Keyte did not discourage the student from sending the photos, the agreement also stated.
'As fun as it was, it was crazy of me to be flirting with a student and to put your sense of ease at school in jeopardy … I take total responsibility for it all." —Lawrence Keyte's email apology
The student's boyfriend found the email exchange and reported it to the school's vice-principal, Keyte admitted.
But Keyte created a separate private email account, outside of his Ottawa-Carleton District School Board email, to continue the exchange.
Keyte's teaching licence was suspended for two years, which is the maximum suspension allowed. He must also take a course on violating student-teacher boundaries at his own expense.
Teacher apologized to student, who dropped out
Keyte quit his job as a public high school teacher in October 2011 but he intends to continue teaching, according to the college's decision.
Keyte's teaching career has included time at the Richard Pfaff Secondary Alternate Program in Ottawa.
The female student dropped out of school in April 2008 for "unrelated reasons" and has not graduated, the decision also stated.
One year later, Keyte apologized to her via email "for any role his actions might have played in her decision to quit school."
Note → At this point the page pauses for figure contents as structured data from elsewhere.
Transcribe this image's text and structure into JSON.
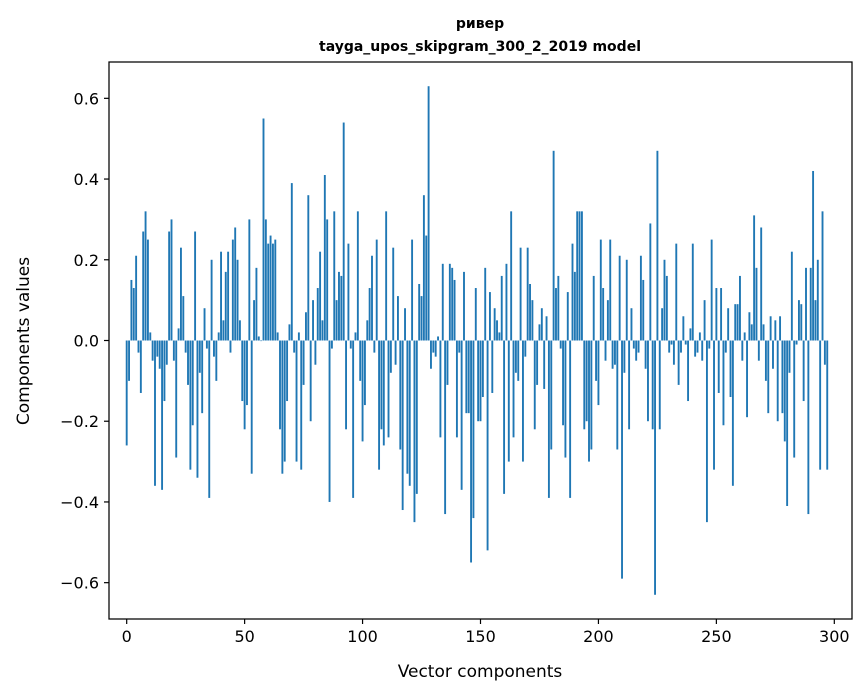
{
  "chart_data": {
    "type": "bar",
    "title": "ривер",
    "subtitle": "tayga_upos_skipgram_300_2_2019 model",
    "xlabel": "Vector components",
    "ylabel": "Components values",
    "xlim": [
      -7.5,
      307.5
    ],
    "ylim": [
      -0.69,
      0.69
    ],
    "xticks": [
      0,
      50,
      100,
      150,
      200,
      250,
      300
    ],
    "xtick_labels": [
      "0",
      "50",
      "100",
      "150",
      "200",
      "250",
      "300"
    ],
    "yticks": [
      -0.6,
      -0.4,
      -0.2,
      0.0,
      0.2,
      0.4,
      0.6
    ],
    "ytick_labels": [
      "−0.6",
      "−0.4",
      "−0.2",
      "0.0",
      "0.2",
      "0.4",
      "0.6"
    ],
    "bar_color": "#1f77b4",
    "grid": false,
    "values": [
      -0.26,
      -0.1,
      0.15,
      0.13,
      0.21,
      -0.03,
      -0.13,
      0.27,
      0.32,
      0.25,
      0.02,
      -0.05,
      -0.36,
      -0.04,
      -0.07,
      -0.37,
      -0.15,
      -0.06,
      0.27,
      0.3,
      -0.05,
      -0.29,
      0.03,
      0.23,
      0.11,
      -0.03,
      -0.11,
      -0.32,
      -0.21,
      0.27,
      -0.34,
      -0.08,
      -0.18,
      0.08,
      -0.02,
      -0.39,
      0.2,
      -0.04,
      -0.1,
      0.02,
      0.22,
      0.05,
      0.17,
      0.22,
      -0.03,
      0.25,
      0.28,
      0.2,
      0.05,
      -0.15,
      -0.22,
      -0.16,
      0.3,
      -0.33,
      0.1,
      0.18,
      0.01,
      0.0,
      0.55,
      0.3,
      0.24,
      0.26,
      0.24,
      0.25,
      0.02,
      -0.22,
      -0.33,
      -0.3,
      -0.15,
      0.04,
      0.39,
      -0.03,
      -0.3,
      0.02,
      -0.32,
      -0.11,
      0.07,
      0.36,
      -0.2,
      0.1,
      -0.06,
      0.13,
      0.22,
      0.05,
      0.41,
      0.3,
      -0.4,
      -0.02,
      0.32,
      0.1,
      0.17,
      0.16,
      0.54,
      -0.22,
      0.24,
      -0.02,
      -0.39,
      0.02,
      0.32,
      -0.1,
      -0.25,
      -0.16,
      0.05,
      0.13,
      0.21,
      -0.03,
      0.25,
      -0.32,
      -0.22,
      -0.26,
      0.32,
      -0.24,
      -0.08,
      0.23,
      -0.06,
      0.11,
      -0.27,
      -0.42,
      0.08,
      -0.33,
      -0.36,
      0.25,
      -0.45,
      -0.38,
      0.14,
      0.11,
      0.36,
      0.26,
      0.63,
      -0.07,
      -0.03,
      -0.04,
      0.01,
      -0.24,
      0.19,
      -0.43,
      -0.11,
      0.19,
      0.18,
      0.15,
      -0.24,
      -0.03,
      -0.37,
      0.17,
      -0.18,
      -0.18,
      -0.55,
      -0.44,
      0.13,
      -0.2,
      -0.2,
      -0.14,
      0.18,
      -0.52,
      0.12,
      -0.13,
      0.08,
      0.05,
      0.02,
      0.16,
      -0.38,
      0.19,
      -0.3,
      0.32,
      -0.24,
      -0.08,
      -0.1,
      0.23,
      -0.3,
      -0.04,
      0.23,
      0.14,
      0.1,
      -0.22,
      -0.11,
      0.04,
      0.08,
      -0.12,
      0.06,
      -0.39,
      -0.27,
      0.47,
      0.13,
      0.16,
      -0.02,
      -0.21,
      -0.29,
      0.12,
      -0.39,
      0.24,
      0.17,
      0.32,
      0.32,
      0.32,
      -0.22,
      -0.2,
      -0.3,
      -0.27,
      0.16,
      -0.1,
      -0.16,
      0.25,
      0.13,
      -0.05,
      0.1,
      0.25,
      -0.07,
      -0.06,
      -0.27,
      0.21,
      -0.59,
      -0.08,
      0.2,
      -0.22,
      0.08,
      -0.02,
      -0.05,
      -0.03,
      0.21,
      0.15,
      -0.07,
      -0.2,
      0.29,
      -0.22,
      -0.63,
      0.47,
      -0.22,
      0.08,
      0.2,
      0.16,
      -0.03,
      -0.01,
      -0.06,
      0.24,
      -0.11,
      -0.03,
      0.06,
      -0.01,
      -0.15,
      0.03,
      0.24,
      -0.04,
      -0.03,
      0.02,
      -0.05,
      0.1,
      -0.45,
      -0.02,
      0.25,
      -0.32,
      0.13,
      -0.13,
      0.13,
      -0.21,
      -0.03,
      0.08,
      -0.14,
      -0.36,
      0.09,
      0.09,
      0.16,
      -0.05,
      0.02,
      -0.19,
      0.07,
      0.04,
      0.31,
      0.18,
      -0.05,
      0.28,
      0.04,
      -0.1,
      -0.18,
      0.06,
      -0.07,
      0.05,
      -0.2,
      0.06,
      -0.18,
      -0.25,
      -0.41,
      -0.08,
      0.22,
      -0.29,
      -0.01,
      0.1,
      0.09,
      -0.15,
      0.18,
      -0.43,
      0.18,
      0.42,
      0.1,
      0.2,
      -0.32,
      0.32,
      -0.06,
      -0.32
    ]
  }
}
"As fun as it was, it was crazy of me to be flirting with a student and to put your sense of ease at school in jeopardy and to put everything I have at risk," Keyte told the student in an email, which was part of the college's decision.
"I take total responsibility for it all."
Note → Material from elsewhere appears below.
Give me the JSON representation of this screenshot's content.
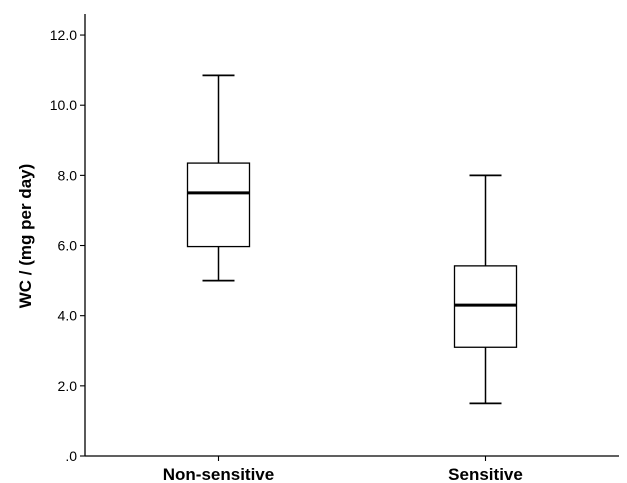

Keyte's lawyer could not be immediately reached for comment.
Pentathlete in 1988 Seoul Olympics
Keyte competed for Canada at the 1988 Summer Olympic Games in Seoul, South Korea, placing 33rd in the modern pentathlon. He was also the Canadian champion in the sport in 1986 and 1991.
Keyte is now studying for a master's degree in sustainability studies at Trent University in Peterborough, Ont. He is also listed as working as an environmental consultant and clean energy consultant on his LinkedIn profile.
His current online profiles don’t include any reference to his teaching career but a public school board spokesperson confirmed the teacher competed in the Olympics in 1988.
Keyte first obtained his teaching certificate 10 years after his Olympic appearance and one year after he graduated from Queen's University with bachelor degrees in science and education.
Criminal charges were laid against Keyte in June 2010 after he was arrested at his Wakefield, Que., home. But those charges, which followed a police investigation into the exchange of e-mails and digital photos, were stayed nine months later.
Charges are stayed when the Crown chooses to stop the prosecution but they can bring the charges back with more evidence or further charges. That did not happen in Keyte's case.